Miranda, 28, whose partner Glenn Greenwald has been working since May with the National Security Agency whistleblower Edward Snowden, was transiting in Heathrow en route from Berlin to Brazil on Sunday when he was detained and questioned for almost nine hours under schedule 7 of the Terrorism Act.

 

The Guardian paid for Miranda to travel to Berlin, where he met Laura Poitras, a US film-maker who has been also working with Greenwald and the paper. While in transit at Heathrow he was halted by police who confiscated his laptop, mobile phone, memory sticks, camera, DVDs and games consoles.

 

Shami Chakrabarti, the director of the civil rights group Liberty, said the detention “was possible due to the breathtakingly broad schedule 7 power, which requires no suspicion and is routinely abused”. She added: “People are held for long periods, subject to strip searches, saliva swabbing and confiscation of property – all without access to a publicly funded lawyer.
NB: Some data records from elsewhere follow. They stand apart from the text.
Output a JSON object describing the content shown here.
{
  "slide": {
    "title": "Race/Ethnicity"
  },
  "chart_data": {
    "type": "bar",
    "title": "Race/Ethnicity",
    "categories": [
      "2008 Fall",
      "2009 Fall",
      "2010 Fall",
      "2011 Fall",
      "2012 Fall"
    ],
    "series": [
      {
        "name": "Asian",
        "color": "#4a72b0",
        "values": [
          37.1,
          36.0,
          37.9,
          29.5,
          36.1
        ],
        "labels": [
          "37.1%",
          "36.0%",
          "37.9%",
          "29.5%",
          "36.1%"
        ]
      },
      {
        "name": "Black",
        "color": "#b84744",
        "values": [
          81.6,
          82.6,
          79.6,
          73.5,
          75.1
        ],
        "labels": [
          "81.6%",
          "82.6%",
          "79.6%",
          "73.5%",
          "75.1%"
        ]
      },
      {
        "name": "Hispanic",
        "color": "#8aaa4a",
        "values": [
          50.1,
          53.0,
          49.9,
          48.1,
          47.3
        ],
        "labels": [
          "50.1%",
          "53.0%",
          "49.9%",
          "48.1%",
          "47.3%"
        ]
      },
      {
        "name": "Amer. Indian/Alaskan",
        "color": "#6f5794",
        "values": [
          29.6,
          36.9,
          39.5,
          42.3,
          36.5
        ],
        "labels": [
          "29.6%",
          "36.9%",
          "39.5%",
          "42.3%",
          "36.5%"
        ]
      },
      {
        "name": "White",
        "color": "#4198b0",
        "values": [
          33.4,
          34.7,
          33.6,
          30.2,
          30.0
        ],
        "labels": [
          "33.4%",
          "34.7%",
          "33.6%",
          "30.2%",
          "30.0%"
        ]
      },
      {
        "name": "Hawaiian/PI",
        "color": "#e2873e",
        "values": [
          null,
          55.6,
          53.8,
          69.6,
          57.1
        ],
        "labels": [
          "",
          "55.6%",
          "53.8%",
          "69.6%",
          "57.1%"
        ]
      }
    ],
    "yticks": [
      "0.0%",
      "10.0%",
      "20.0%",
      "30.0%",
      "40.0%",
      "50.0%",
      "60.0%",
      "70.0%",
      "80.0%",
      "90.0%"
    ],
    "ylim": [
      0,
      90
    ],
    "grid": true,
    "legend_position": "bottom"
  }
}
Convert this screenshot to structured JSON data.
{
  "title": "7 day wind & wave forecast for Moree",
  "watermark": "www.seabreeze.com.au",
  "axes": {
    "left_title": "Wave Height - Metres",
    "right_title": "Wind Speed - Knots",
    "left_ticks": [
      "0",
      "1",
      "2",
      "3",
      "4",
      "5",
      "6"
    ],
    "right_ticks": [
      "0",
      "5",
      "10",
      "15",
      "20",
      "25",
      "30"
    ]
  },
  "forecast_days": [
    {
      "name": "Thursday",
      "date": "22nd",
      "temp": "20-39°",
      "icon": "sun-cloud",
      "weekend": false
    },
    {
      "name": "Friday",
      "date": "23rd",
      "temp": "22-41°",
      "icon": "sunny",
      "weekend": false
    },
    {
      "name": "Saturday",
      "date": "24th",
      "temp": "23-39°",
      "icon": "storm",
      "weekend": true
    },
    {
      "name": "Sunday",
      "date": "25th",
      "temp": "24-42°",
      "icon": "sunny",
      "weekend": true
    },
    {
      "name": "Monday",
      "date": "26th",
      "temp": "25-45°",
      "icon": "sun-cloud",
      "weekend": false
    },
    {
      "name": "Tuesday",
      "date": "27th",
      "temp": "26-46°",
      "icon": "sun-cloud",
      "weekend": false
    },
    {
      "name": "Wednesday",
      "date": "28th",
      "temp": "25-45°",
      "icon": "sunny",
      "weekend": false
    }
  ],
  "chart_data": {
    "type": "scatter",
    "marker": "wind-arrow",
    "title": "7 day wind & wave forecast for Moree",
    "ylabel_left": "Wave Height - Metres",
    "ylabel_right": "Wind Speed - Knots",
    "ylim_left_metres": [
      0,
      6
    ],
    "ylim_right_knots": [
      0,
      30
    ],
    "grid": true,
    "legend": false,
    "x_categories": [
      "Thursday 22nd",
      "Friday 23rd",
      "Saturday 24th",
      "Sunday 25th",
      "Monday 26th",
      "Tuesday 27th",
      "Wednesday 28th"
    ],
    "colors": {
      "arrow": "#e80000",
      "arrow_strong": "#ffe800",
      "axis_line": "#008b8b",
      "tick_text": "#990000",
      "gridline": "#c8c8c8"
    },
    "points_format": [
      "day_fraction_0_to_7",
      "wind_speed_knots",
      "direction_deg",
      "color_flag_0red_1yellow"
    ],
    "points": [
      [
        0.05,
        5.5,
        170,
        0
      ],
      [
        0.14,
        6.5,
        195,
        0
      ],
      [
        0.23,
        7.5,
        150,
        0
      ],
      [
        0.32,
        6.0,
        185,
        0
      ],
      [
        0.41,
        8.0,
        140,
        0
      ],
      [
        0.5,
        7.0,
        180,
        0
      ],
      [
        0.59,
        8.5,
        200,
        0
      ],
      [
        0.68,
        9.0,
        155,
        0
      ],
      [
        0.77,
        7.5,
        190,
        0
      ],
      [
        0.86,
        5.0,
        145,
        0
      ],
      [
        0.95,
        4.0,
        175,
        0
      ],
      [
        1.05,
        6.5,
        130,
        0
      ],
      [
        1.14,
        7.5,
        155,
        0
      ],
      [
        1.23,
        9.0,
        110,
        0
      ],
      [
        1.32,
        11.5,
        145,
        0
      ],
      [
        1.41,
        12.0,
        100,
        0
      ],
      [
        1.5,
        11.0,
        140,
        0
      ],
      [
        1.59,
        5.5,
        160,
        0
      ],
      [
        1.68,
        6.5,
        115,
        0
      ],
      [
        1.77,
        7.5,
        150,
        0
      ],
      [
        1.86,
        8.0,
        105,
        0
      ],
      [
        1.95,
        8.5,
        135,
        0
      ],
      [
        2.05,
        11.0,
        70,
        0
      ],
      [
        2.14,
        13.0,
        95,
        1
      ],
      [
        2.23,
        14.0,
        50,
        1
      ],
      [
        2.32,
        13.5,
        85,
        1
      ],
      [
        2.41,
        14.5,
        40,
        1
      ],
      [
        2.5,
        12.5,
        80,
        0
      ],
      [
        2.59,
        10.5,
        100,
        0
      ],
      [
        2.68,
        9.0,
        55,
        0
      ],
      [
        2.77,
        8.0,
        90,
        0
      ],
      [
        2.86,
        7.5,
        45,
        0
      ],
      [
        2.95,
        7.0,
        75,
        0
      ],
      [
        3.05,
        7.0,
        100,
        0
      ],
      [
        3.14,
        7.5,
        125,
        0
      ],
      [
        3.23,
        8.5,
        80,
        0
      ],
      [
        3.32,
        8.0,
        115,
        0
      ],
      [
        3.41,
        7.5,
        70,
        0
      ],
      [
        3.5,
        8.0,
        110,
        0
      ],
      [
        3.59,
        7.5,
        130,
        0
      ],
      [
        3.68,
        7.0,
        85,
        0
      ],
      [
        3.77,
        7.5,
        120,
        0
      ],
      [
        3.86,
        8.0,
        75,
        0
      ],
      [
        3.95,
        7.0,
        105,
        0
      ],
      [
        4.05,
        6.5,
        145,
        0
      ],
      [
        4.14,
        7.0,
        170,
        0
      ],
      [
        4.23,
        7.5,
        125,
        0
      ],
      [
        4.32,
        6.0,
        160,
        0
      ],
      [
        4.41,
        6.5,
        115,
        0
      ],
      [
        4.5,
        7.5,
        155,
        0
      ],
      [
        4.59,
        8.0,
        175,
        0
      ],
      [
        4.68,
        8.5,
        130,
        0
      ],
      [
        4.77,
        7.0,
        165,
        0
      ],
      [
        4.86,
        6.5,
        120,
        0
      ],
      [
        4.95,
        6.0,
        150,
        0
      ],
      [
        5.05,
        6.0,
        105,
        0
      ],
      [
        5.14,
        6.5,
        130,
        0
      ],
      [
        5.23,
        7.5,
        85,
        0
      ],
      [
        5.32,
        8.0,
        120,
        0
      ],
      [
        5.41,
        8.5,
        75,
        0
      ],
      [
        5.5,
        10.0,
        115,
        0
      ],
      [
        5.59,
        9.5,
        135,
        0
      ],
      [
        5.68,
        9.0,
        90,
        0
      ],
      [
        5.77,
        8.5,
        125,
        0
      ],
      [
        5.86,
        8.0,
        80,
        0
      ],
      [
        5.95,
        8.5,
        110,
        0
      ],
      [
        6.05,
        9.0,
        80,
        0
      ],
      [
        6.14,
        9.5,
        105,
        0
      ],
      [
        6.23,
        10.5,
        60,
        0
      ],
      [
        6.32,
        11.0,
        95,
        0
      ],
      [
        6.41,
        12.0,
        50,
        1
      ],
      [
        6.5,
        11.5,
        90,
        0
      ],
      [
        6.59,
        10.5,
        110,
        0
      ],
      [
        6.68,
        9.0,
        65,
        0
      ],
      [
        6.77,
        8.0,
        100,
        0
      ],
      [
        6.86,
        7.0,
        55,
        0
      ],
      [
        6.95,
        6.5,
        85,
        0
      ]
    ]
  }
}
Liberty is already challenging this law in the court of human rights but MPs disturbed by this latest scandal should repeal it without delay.”

 

The leading human rights lawyer Gavin Miller told the Guardian the police would have to prove that they had detained Miranda with the express intention of eliciting information about alleged terrorist activities, and not on a fishing expedition related to the Guardian’s journalistic activities or as means of intimidating Greenwald or the paper.

 

Keith Vaz MP, the chairman of the Commons home affairs committee, called Miranda’s detention extraordinary and demanded an explanation from the Met. It appeared counter-terrorism legislation was being used “for something that does not appear to relate to terrorism”, he said.

 

The National Union of Journalists described the detention “as a gross misuse of the law” and raised questions about the guarantees journalists could now give their sources. “Journalists no longer feel safe exchanging even encrypted messages by email and now it seems they are not safe when they resort to face-to-face meetings,” said the NUJ secretary general, Michelle Stanistreet.

 

Bob Satchwell, the executive director of the Society of Editors, which represents national and regional newspapers, said it was “another case of disproportionate reaction by authorities” using “an important piece of legislation for a purpose for which it was neither intended nor designed”.

 

He said: “Journalism may be embarrassing and annoying for governments, but it is not terrorism”. Satchwell said it was difficult to avoid the conclusion that “the detention of a journalist’s partner is anything other than an attempt to intimidate a journalist and his news organisation that is simply informing the public of what is being done by authorities in their name”.

 

“It is another example of a dangerous tendency that the initial reaction of authorities is to assume that journalists are bad, when in fact they play an important part in any democracy,” he said.

 

Jo Glanville, the director of English Pen, which campaigns globally for writers’ freedom of expression, said there appeared to be no explanation for Miranda’s detention and it therefore should be interpreted as an attack on the Guardian and on Greenwald. She called on the government to urgently account for ” the misuse of the Terroirism Act”.

 

The Metropolitan police said Miranda had been lawfully detained under the Terrorism Act and later released. “Holding and properly using intelligence gained from such stops is a key part of fighting crime, pursuing offenders and protecting the public,” it said in a statement.

 

Liberty said it had long argued that schedule 7 was ripe for misuse and discrimination. The organisation has a case pending at the European court of human rights challenging the power.

 

The case involves a British citizen of Asian origin who was detained at Heathrow for four and a half hours in November 2010. During his detention he was asked about his salary, voting habits and the trip he had been on, among other matters.

 

Copies were taken of all his paperwork and credit cards and the police kept his mobile phone, which was only returned to him eight days later and he had to pay for its return himself. He had never previously been arrested or detained and was travelling entirely lawfully, Liberty said.